Mise à part cette dimension assez répugnante du film (que le premier évitait avec brio), tout le reste relève de l’incompréhension totale. Un peu plus nerveux, Sicario 2 perd tout ce qui faisait le charme du premier, au profit d’une mise en scène franchement peu inspirée. On croirait parfois jouer plus dans la cour de American Assassin que celle de Sicario ! Enfin, on n’abordera pas ce final qui vient achever toute forme d’espoir qu’on avait pour cette suite, crétine à souhait, plus soucieuse d’installer une franchise que de rattraper les incohérences dont le film est jonché. Rien que pour ça, vraiment, il ne fallait pas.

4/10

Sicario 2 est la preuve même que toute suite n’est pas bonne à prendre.
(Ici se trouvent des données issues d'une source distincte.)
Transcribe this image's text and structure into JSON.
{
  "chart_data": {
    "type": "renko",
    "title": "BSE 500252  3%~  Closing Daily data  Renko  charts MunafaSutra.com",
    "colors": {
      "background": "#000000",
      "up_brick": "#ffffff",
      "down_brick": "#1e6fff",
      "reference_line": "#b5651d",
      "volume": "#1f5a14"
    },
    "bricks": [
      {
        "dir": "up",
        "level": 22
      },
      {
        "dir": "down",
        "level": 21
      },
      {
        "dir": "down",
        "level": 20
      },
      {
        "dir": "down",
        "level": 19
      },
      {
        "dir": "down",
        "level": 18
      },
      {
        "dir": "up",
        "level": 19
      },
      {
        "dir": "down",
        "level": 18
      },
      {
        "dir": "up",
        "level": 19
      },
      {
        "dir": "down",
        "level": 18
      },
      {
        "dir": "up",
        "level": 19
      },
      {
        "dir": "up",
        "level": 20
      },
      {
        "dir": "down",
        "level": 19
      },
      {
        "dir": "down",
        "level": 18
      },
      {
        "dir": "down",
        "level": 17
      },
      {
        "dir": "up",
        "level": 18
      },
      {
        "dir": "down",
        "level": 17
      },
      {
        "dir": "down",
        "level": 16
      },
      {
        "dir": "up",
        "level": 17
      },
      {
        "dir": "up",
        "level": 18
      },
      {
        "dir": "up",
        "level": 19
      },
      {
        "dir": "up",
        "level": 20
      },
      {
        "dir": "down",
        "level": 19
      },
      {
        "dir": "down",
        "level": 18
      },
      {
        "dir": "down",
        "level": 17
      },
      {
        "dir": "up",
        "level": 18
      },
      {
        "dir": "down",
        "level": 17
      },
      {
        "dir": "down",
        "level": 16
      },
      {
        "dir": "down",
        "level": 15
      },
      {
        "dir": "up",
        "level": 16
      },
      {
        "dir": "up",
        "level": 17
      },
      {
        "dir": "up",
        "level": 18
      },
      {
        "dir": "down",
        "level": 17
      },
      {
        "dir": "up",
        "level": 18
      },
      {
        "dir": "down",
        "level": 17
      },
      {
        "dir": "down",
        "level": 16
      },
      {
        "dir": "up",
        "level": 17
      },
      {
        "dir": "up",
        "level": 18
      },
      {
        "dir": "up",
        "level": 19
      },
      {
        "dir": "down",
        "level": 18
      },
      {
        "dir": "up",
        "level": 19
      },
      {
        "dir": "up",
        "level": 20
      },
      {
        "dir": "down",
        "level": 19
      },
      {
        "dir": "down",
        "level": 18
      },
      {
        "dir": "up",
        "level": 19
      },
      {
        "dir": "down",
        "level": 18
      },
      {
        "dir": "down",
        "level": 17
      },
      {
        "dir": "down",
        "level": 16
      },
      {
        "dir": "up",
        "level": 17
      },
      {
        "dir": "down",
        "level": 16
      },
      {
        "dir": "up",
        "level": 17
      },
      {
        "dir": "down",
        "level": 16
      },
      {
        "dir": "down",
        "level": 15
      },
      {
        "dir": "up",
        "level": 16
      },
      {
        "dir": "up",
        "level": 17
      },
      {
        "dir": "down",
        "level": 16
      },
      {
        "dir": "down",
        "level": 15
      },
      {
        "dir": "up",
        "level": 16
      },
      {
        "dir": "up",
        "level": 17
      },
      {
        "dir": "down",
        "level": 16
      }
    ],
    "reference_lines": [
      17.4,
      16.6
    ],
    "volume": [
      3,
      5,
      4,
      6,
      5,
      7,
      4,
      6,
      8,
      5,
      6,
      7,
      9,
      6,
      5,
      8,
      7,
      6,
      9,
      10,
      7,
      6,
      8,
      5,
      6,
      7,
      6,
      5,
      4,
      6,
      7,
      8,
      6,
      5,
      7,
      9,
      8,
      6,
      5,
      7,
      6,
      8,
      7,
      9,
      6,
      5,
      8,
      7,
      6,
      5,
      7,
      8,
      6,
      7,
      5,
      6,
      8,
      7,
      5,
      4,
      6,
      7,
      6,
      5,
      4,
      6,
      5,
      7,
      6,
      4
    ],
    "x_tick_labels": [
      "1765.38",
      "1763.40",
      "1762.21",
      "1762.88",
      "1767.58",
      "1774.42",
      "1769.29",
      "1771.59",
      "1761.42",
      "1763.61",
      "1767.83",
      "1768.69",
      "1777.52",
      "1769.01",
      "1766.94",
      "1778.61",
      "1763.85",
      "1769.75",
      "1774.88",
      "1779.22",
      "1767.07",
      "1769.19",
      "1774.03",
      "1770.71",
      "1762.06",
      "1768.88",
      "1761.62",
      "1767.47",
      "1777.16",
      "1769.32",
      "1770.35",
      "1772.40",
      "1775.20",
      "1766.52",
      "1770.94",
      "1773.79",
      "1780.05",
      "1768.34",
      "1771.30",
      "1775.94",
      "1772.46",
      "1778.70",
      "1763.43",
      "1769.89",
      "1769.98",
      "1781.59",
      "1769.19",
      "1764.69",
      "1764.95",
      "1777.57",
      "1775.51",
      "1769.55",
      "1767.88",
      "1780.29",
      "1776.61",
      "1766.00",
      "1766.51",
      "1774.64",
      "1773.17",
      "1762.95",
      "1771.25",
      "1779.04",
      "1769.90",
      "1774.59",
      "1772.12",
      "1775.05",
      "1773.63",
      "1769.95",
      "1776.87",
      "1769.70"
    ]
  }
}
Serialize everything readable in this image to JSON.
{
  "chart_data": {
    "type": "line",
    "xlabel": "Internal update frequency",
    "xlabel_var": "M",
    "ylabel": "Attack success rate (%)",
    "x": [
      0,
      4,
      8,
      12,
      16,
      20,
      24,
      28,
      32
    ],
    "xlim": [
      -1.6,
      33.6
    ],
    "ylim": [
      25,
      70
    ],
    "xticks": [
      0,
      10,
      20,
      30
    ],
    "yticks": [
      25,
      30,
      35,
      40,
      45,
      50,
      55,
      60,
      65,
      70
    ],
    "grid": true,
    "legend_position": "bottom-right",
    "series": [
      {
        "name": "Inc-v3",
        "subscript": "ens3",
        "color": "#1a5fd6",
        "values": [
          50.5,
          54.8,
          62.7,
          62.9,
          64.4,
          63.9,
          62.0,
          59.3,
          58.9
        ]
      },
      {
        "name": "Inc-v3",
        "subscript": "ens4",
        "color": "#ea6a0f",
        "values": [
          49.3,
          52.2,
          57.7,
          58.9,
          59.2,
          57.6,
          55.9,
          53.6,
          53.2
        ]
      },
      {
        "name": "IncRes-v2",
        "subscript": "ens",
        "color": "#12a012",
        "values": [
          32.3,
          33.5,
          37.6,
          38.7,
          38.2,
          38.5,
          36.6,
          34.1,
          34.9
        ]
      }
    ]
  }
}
En travestissant le style d’un premier opus mémorable, Stefano Sollima lui fait surtout perdre en impact, pour mieux se concentrer sur des personnages traités de manière problématique et des scènes d’action dont aucune n’égale le pic de tension provoqué par le passage de l’autoroute dans l’original. Alors bien sûr, il est possible que cette suite comblera les besoins de violence sèche d’une fange du public, mais à quel prix ? Était-ce bien la peine de revenir sur un film époustouflant pour ne rien lui apporter si ce n’est quelques moments « chocs » supplémentaires ? Clairement pas, non.